The missions would not necessarily be completed in chronological sequence, as executive producer Jun Inaba acknowledged in an interview from last year, which contributed to the rumors.

Imran Khan, a video game journalist, now asserts that Bayonetta 3 was once “planned to be a semi-open game.”

“The enormous hub world takes Bayonetta (or whoever) to another world that is itself very open. The design was intended to be more inspired by He Astral Chain than NieR Automata. The concept was,” says Khan. Perhaps Super Mario 64 might serve as a useful point of comparison for this.

The idea of a semi-open world, was one of the reasons Bayonetta 3 took five years from its announcement to its actual release.

There was a lot of effort and experimentation put into this concept, but the pacing kept breaking down, and eventually Nintendo requested that they reduce back. I have heard that it did not run particularly smoothly on the Switch hardware either.

He goes on to claim that there are still “a lot of vestiges of the semi-open world design in the final game.”
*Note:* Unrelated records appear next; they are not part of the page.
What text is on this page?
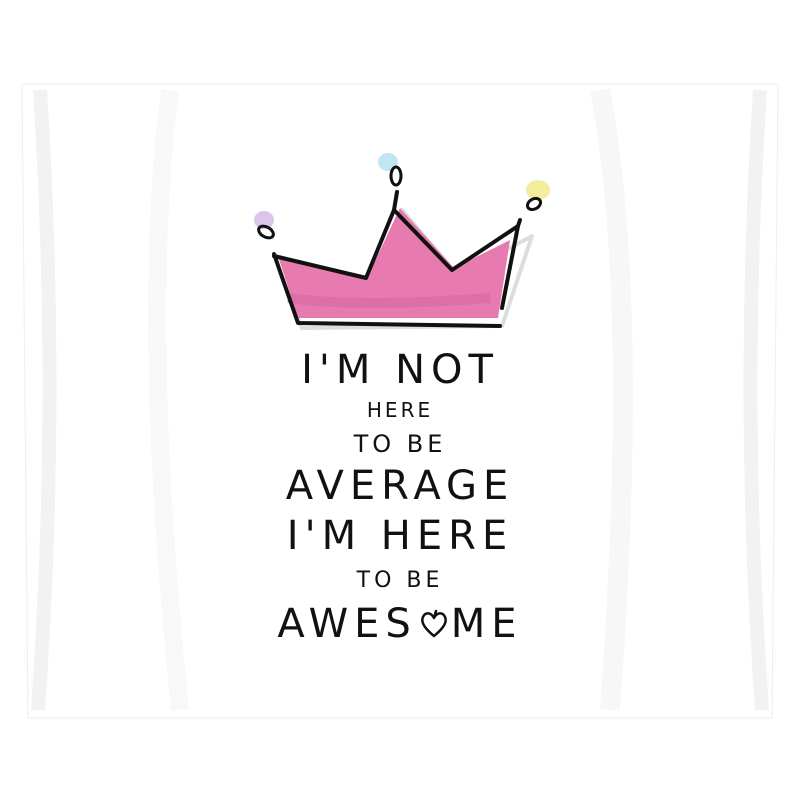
I'M NOT
HERE
TO BE
AVERAGE
I'M HERE
TO BE
AWES ME
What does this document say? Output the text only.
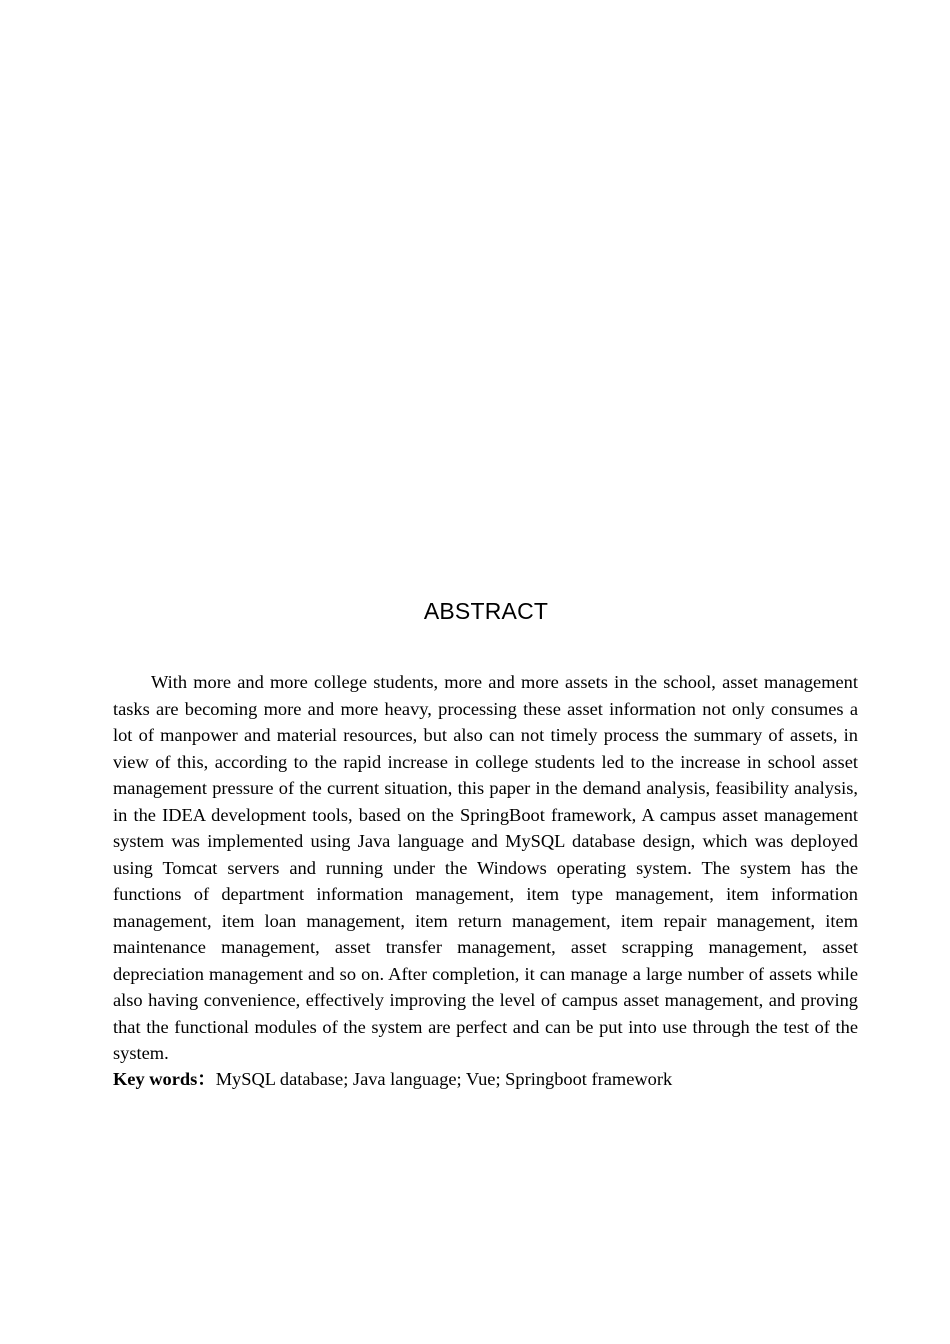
ABSTRACT

With more and more college students, more and more assets in the school, asset management tasks are becoming more and more heavy, processing these asset information not only consumes a lot of manpower and material resources, but also can not timely process the summary of assets, in view of this, according to the rapid increase in college students led to the increase in school asset management pressure of the current situation, this paper in the demand analysis, feasibility analysis, in the IDEA development tools, based on the SpringBoot framework, A campus asset management system was implemented using Java language and MySQL database design, which was deployed using Tomcat servers and running under the Windows operating system. The system has the functions of department information management, item type management, item information management, item loan management, item return management, item repair management, item maintenance management, asset transfer management, asset scrapping management, asset depreciation management and so on. After completion, it can manage a large number of assets while also having convenience, effectively improving the level of campus asset management, and proving that the functional modules of the system are perfect and can be put into use through the test of the system.

Key words：MySQL database; Java language; Vue; Springboot framework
“Bayonetta and Viola must travel via lesser sections of the hub world, Thule, in order to reach the following important world. The chests were somewhat modified so they could be found in bigger spaces and offered a lot more choice for utilizing the surroundings. Even the different weapon modifications would somewhat affect traversal. He added, “I think we are probably not missing something major if it did not function and the developers do not think it worked. “However, PlatinumGames does not usually abandon old concepts, so I would not be surprised if something else receives this treatment in the future.”